Claire de Kersaint

Claire de Kersaint

Claire de Duras

Claire Louisa Rose Bonne, duchesse de Duras, née de Coëtnempren de Kersaint le 23 mars 1777 à Brest et morte le 16 janvier 1828 à Nice, est une écrivaine française féministe surtout connue pour son roman Ourika, publié en 1823, qui analyse les questions d’égalité raciale et sexuelle.

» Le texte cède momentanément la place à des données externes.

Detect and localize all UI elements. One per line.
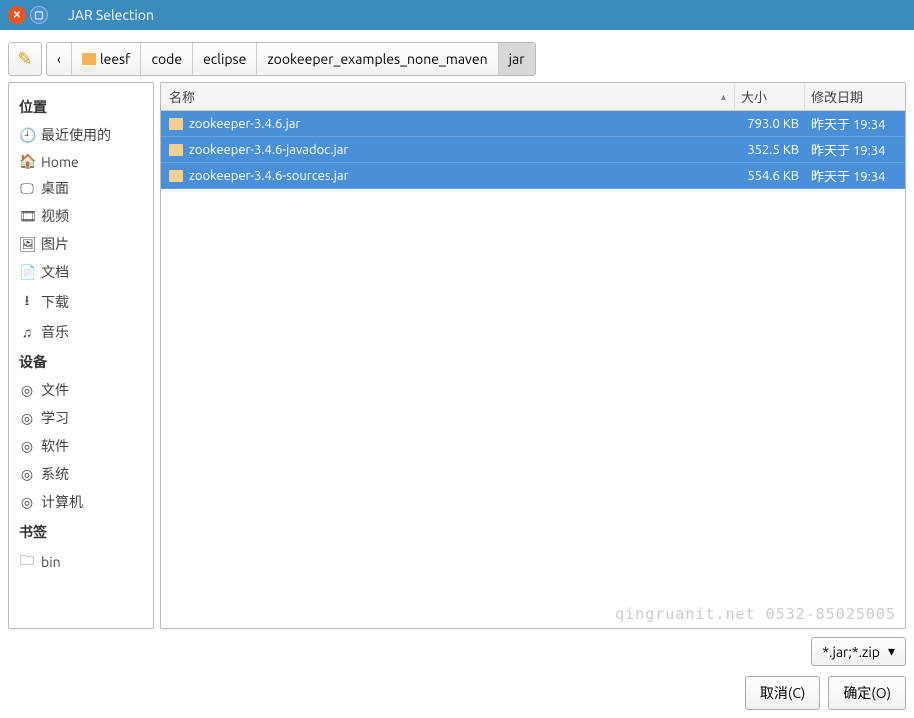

Claire de Kersaint faisait déjà partie, dans sa jeunesse, du salon de ses parents. À la Révolution, après que son père, le contre-amiral Armand de Kersaint a été guillotiné le 4 décembre 1793 avec les Girondins, elle part pour la Martinique d’où est originaire sa mère, avant d’émigrer aux États-Unis, puis en Suisse et enfin à Londres où elle épouse Amédée Bretagne Malo de Durfort, duc de Duras en 1797.

Rentrée en France en 1808, elle revient, à la Restauration, à Paris où l’amitié de Chateaubriand, qu’elle avait rencontré en exil à Londres, lui ouvrira les milieux littéraires. Elle fut également l’amie de Germaine de Staël et de Rosalie de Constant, la cousine de Benjamin. Son mari sera admis à la cour de Louis XVIII et la renommée, dans le Paris post-révolutionnaire, de son salon fera de la maison des Duras un des centres de la vie littéraire parisienne.

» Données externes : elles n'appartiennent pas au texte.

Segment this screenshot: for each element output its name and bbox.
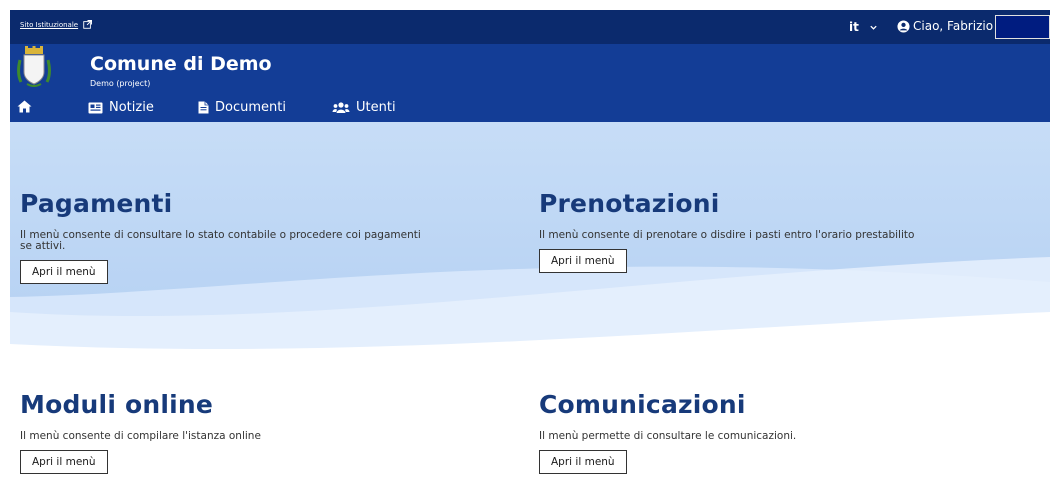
nav-item-utenti[interactable]: Utenti	[332, 100, 396, 115]
card-description: Il menù consente di compilare l'istanza …	[20, 430, 261, 442]
open-menu-button[interactable]: Apri il menù	[539, 249, 627, 273]
user-greeting: Ciao, Fabrizio	[913, 19, 994, 33]
open-menu-button[interactable]: Apri il menù	[20, 260, 108, 284]
site-header: Comune di Demo Demo (project) Notizie Do…	[10, 44, 1050, 122]
document-icon	[198, 101, 209, 114]
nav-home[interactable]	[17, 100, 32, 113]
user-circle-icon	[897, 19, 910, 33]
language-selector[interactable]: it	[849, 20, 878, 34]
card-title: Pagamenti	[20, 189, 173, 218]
newspaper-icon	[88, 102, 103, 113]
nav-item-label: Notizie	[109, 100, 154, 115]
nav-item-documenti[interactable]: Documenti	[198, 100, 286, 115]
language-label: it	[849, 20, 859, 34]
card-title: Prenotazioni	[539, 189, 720, 218]
card-pagamenti: Pagamenti Il menù consente di consultare…	[20, 189, 430, 284]
card-description: Il menù consente di prenotare o disdire …	[539, 229, 915, 241]
user-dropdown-box[interactable]	[995, 15, 1050, 39]
open-menu-button[interactable]: Apri il menù	[20, 450, 108, 474]
top-bar: Sito Istituzionale it Ciao, Fabrizio	[10, 10, 1050, 44]
municipality-crest-icon	[17, 46, 51, 87]
institutional-site-link[interactable]: Sito Istituzionale	[20, 20, 93, 29]
institutional-site-label: Sito Istituzionale	[20, 20, 79, 29]
home-icon	[17, 100, 32, 113]
users-icon	[332, 102, 350, 113]
card-title: Moduli online	[20, 390, 214, 419]
nav-item-notizie[interactable]: Notizie	[88, 100, 154, 115]
nav-item-label: Utenti	[356, 100, 396, 115]
nav-item-label: Documenti	[215, 100, 286, 115]
card-moduli-online: Moduli online Il menù consente di compil…	[20, 390, 430, 474]
site-subtitle: Demo (project)	[90, 79, 151, 88]
card-title: Comunicazioni	[539, 390, 746, 419]
main-nav: Notizie Documenti Utenti	[10, 96, 1050, 122]
user-menu[interactable]: Ciao, Fabrizio	[897, 19, 993, 33]
card-comunicazioni: Comunicazioni Il menù permette di consul…	[539, 390, 949, 474]
card-description: Il menù permette di consultare le comuni…	[539, 430, 797, 442]
open-menu-button[interactable]: Apri il menù	[539, 450, 627, 474]
card-description: Il menù consente di consultare lo stato …	[20, 229, 421, 252]
site-title[interactable]: Comune di Demo	[90, 53, 272, 75]
card-prenotazioni: Prenotazioni Il menù consente di prenota…	[539, 189, 949, 273]
external-link-icon	[83, 20, 93, 29]
chevron-down-icon	[870, 25, 877, 30]
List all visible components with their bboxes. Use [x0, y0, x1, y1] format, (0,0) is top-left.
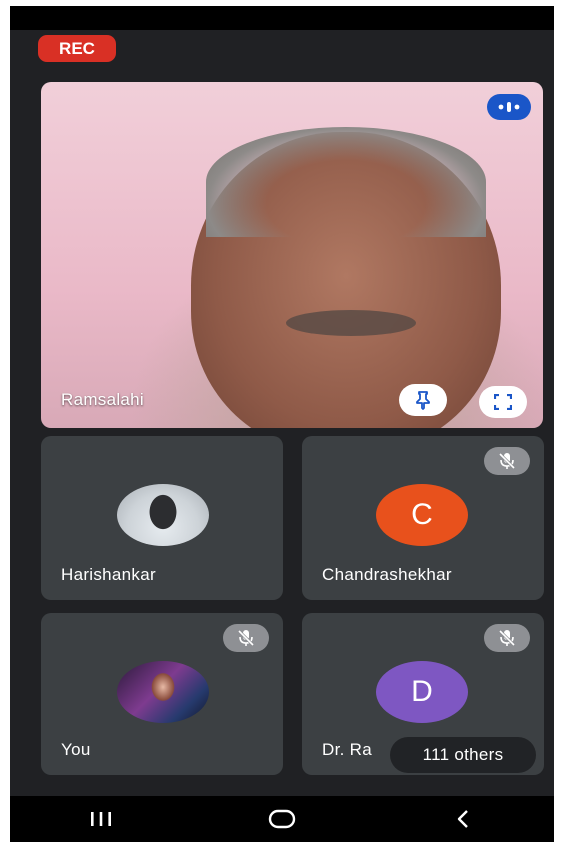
home-button[interactable] — [252, 799, 312, 839]
back-button[interactable] — [433, 799, 493, 839]
status-bar — [10, 6, 554, 30]
participant-tile[interactable]: C Chandrashekhar — [302, 436, 544, 600]
main-participant-name: Ramsalahi — [61, 390, 145, 409]
pin-icon — [416, 391, 430, 410]
fullscreen-icon — [494, 394, 512, 410]
back-icon — [458, 810, 469, 828]
recent-apps-button[interactable] — [71, 799, 131, 839]
meeting-screen: REC Ramsalahi Harishankar C Chandrashekh… — [10, 6, 554, 842]
fullscreen-button[interactable] — [479, 386, 527, 418]
mic-off-icon — [484, 447, 530, 475]
participant-avatar: C — [376, 484, 468, 546]
main-participant-tile[interactable]: Ramsalahi — [41, 82, 543, 428]
system-nav-bar — [10, 796, 554, 842]
others-count-button[interactable]: 111 others — [390, 737, 536, 773]
participant-tile[interactable]: You — [41, 613, 283, 775]
participant-tile[interactable]: Harishankar — [41, 436, 283, 600]
recent-apps-icon — [90, 812, 111, 826]
participant-name: Harishankar — [61, 565, 156, 584]
participant-name: You — [61, 740, 91, 759]
mic-off-icon — [223, 624, 269, 652]
participant-avatar — [117, 484, 209, 546]
participant-name: Chandrashekhar — [322, 565, 452, 584]
audio-level-icon — [487, 94, 531, 120]
participant-avatar — [117, 661, 209, 723]
mic-off-icon — [484, 624, 530, 652]
participant-tile[interactable]: D Dr. Ra 111 others — [302, 613, 544, 775]
participant-mustache — [286, 310, 416, 336]
participant-avatar: D — [376, 661, 468, 723]
pin-button[interactable] — [399, 384, 447, 416]
recording-badge: REC — [38, 35, 116, 62]
participant-name: Dr. Ra — [322, 740, 372, 759]
participant-hair — [206, 127, 486, 237]
home-icon — [268, 809, 296, 829]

Claire de Duras ne comptait pas faire carrière dans la littérature et c’est à contrecœur qu’elle céda aux pressions de Chateaubriand et publia anonymement, en 1823, Ourika un des trois brefs romans qu’elle avait écrits alors qu’elle s’était retirée à la campagne lors d’une maladie contractée vers 1820, les deux autres étant Olivier, écrit en 1822, mais publié en 1971 et Édouard, écrit en 1825, mais publié en 1996. Deux autres, Le Moine du Saint-Bernard et Les Mémoires de Sophie restèrent inédits. En outre, elle compila les Pensées de Louis XIV, extraites de ses ouvrages et de ses lettres manuscrites, publiées en 1827. Les trois œuvres qu’elle a publiées ne l’ont été qu’afin d’empêcher les possibilités de plagiat.

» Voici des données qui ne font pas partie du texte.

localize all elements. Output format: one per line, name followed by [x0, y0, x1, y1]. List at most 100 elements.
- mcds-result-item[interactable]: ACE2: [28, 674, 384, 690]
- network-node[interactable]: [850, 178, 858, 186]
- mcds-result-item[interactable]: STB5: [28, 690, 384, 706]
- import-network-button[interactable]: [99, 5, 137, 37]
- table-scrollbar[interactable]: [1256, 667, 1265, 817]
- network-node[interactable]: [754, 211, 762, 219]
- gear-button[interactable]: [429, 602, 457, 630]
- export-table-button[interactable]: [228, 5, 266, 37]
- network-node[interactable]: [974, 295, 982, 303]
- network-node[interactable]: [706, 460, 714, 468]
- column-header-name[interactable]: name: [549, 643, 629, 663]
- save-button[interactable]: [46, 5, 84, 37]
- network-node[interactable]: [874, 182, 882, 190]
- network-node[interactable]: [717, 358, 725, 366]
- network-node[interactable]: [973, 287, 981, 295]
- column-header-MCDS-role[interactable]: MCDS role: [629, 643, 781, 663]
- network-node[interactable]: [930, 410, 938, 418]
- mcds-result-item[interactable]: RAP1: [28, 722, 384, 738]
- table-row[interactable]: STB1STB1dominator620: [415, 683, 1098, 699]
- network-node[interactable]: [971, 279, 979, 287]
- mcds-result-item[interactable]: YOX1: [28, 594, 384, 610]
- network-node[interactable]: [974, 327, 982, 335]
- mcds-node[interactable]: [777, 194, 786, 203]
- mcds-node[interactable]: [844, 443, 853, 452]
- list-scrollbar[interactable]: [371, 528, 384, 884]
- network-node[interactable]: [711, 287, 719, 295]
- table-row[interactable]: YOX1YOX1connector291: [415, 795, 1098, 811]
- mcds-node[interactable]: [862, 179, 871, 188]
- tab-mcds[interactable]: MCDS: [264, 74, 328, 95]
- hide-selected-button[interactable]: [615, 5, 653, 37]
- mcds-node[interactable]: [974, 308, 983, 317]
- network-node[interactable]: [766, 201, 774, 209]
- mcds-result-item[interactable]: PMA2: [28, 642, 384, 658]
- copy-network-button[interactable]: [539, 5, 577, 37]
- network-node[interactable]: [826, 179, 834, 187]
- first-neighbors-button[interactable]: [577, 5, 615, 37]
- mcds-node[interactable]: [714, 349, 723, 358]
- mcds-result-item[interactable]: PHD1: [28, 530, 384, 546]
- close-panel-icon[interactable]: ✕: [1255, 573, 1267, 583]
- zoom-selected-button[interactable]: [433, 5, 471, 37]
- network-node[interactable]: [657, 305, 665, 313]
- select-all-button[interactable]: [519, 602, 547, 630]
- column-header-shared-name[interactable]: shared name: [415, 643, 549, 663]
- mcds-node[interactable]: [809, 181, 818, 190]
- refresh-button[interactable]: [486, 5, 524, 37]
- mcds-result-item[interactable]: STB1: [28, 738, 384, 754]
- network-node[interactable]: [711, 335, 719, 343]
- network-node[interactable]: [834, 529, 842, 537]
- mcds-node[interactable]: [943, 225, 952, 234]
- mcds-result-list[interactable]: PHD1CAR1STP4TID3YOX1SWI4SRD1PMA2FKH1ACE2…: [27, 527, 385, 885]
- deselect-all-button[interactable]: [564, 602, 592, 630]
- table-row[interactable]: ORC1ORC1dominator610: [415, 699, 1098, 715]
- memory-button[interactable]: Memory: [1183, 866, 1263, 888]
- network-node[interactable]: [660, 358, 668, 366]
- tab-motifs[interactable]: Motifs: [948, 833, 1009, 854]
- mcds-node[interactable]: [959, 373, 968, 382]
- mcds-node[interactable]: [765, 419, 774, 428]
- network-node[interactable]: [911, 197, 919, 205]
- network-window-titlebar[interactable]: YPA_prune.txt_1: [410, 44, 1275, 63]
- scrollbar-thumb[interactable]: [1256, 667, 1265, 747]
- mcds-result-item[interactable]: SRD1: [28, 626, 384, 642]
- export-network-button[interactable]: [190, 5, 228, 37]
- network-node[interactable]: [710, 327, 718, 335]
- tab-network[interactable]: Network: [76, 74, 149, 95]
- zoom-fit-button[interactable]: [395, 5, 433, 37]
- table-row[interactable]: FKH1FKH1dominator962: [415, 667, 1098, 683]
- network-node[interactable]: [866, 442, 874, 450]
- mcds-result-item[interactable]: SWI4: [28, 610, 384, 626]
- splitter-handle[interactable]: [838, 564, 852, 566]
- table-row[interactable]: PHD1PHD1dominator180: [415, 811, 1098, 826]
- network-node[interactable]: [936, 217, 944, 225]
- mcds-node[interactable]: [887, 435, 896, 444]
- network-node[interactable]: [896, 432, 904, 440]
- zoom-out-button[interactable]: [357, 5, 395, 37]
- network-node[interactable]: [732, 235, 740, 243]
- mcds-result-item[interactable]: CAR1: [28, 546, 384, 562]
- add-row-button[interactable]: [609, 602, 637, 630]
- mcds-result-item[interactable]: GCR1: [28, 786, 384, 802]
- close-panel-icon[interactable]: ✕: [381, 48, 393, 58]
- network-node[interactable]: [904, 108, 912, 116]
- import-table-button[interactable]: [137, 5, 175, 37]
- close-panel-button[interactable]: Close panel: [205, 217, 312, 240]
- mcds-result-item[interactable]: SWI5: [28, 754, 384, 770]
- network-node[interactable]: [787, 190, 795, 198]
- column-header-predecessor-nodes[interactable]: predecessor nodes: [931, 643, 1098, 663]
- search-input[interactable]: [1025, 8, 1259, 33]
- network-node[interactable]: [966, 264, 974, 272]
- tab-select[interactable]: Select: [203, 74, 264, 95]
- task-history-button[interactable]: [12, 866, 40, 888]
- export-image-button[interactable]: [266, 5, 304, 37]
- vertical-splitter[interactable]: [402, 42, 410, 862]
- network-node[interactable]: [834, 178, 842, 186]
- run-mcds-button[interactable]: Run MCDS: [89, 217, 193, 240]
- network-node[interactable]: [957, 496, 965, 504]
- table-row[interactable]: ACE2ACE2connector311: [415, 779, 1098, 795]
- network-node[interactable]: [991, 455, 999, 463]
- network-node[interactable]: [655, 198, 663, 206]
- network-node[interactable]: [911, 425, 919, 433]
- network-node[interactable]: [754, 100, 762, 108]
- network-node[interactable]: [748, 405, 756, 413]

Claire de Duras a traité de sujets complexes et controversés, avec principalement des personnages opprimés et marginalisés que leur race ou leur origine sociale empêche de connaître le bonheur. Elle a exploré beaucoup de principes fondamentaux de la Révolution française et a évoqué les discussions intellectuelles des Lumières, en particulier l’égalité entre tous les hommes et des femmes. La tragédie est un thème commun à ses sujets. Dans chacun de ses trois romans, l’accomplissement de la relation entre les deux amoureux ne peut avoir lieu à la fois pour des motifs extérieurs (origine/état) ou intérieurs (secret personnel/homosexualité ?).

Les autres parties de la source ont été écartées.